Both AVX and AVP use standard 10 Gigabit (10G) Ethernet connectivity and IP protocol to extend HDMI video up to 4K, multichannel digital audio and control interfaces, such as USB and RS-232, over 100m of copper category cabling, or many hundreds of meters over optical fiber. The key difference is that AVX devices provide point-to-point 10G connectivity, while AVP powered products permit flexible IP networking capability using standard 10G Ethernet switches.
As shown in the diagram, installations may require a hybrid approach to AV distribution, where the core is based around IP networking, while in-room AV extension need only be point-to-point. The diagram illustrates how an AVX switch can be connected directly to an AVP receiver driving the projector, providing connectivity for both local and remote sources. Installers can use a mix of AVX and AVP, where AVP-based endpoints talking to AVX can be re-purposed for future expansion to fully networked capability later.
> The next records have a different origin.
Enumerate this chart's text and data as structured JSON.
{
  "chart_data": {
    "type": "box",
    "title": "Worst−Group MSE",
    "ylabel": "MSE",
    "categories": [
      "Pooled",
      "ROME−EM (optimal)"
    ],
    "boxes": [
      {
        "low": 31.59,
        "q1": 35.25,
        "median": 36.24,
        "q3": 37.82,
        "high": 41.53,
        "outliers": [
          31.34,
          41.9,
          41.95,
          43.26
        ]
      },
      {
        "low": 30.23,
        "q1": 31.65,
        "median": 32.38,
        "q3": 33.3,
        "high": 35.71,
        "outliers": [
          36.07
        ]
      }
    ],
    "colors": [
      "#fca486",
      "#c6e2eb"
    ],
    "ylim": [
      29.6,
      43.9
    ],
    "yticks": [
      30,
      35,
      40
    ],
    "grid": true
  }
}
Figure 1. Installations may require a unique approach that utilizes hybrid AV distribution. In this example, the AVX switch is connected directly to an AVP receiver driving the projector, providing connectivity for both local and remote sources.
Migrating to AV-over-IP
In this diagram, the hybrid-based AV system has been upgraded to take full advantage of SDVoE, allowing all AV switching and extension to be controlled via software. Since an AVP Transceiver device was previously used for remote sources (connected to the AVX switch via its HDMI output), the HDMI input is now used to provide network connectivity of the local source. Using the existing AVP receiver, the projector now connected directly to the SDVoE network, allowing display of both local and remote sources switched via the 10G network, without limitation. With an AVP2000-enabled receiver driving the projector, installers can upgrade user software tools to allow multiview modes, such as quad slit or picture in picture (PIP), where the projector can show both local and multiple remote sources simultaneously. This approach clearly shows the cost and flexibility benefits of an all IP-based AV system, since less hardware is required in the huddle room and advanced display modes enabled without the need to purchase dedicated multiview processors.
Figure 2. This hybrid-based AV system takes full advantage of SDVoE, allowing all AV switching and hybrid AV extension to be controlled via software.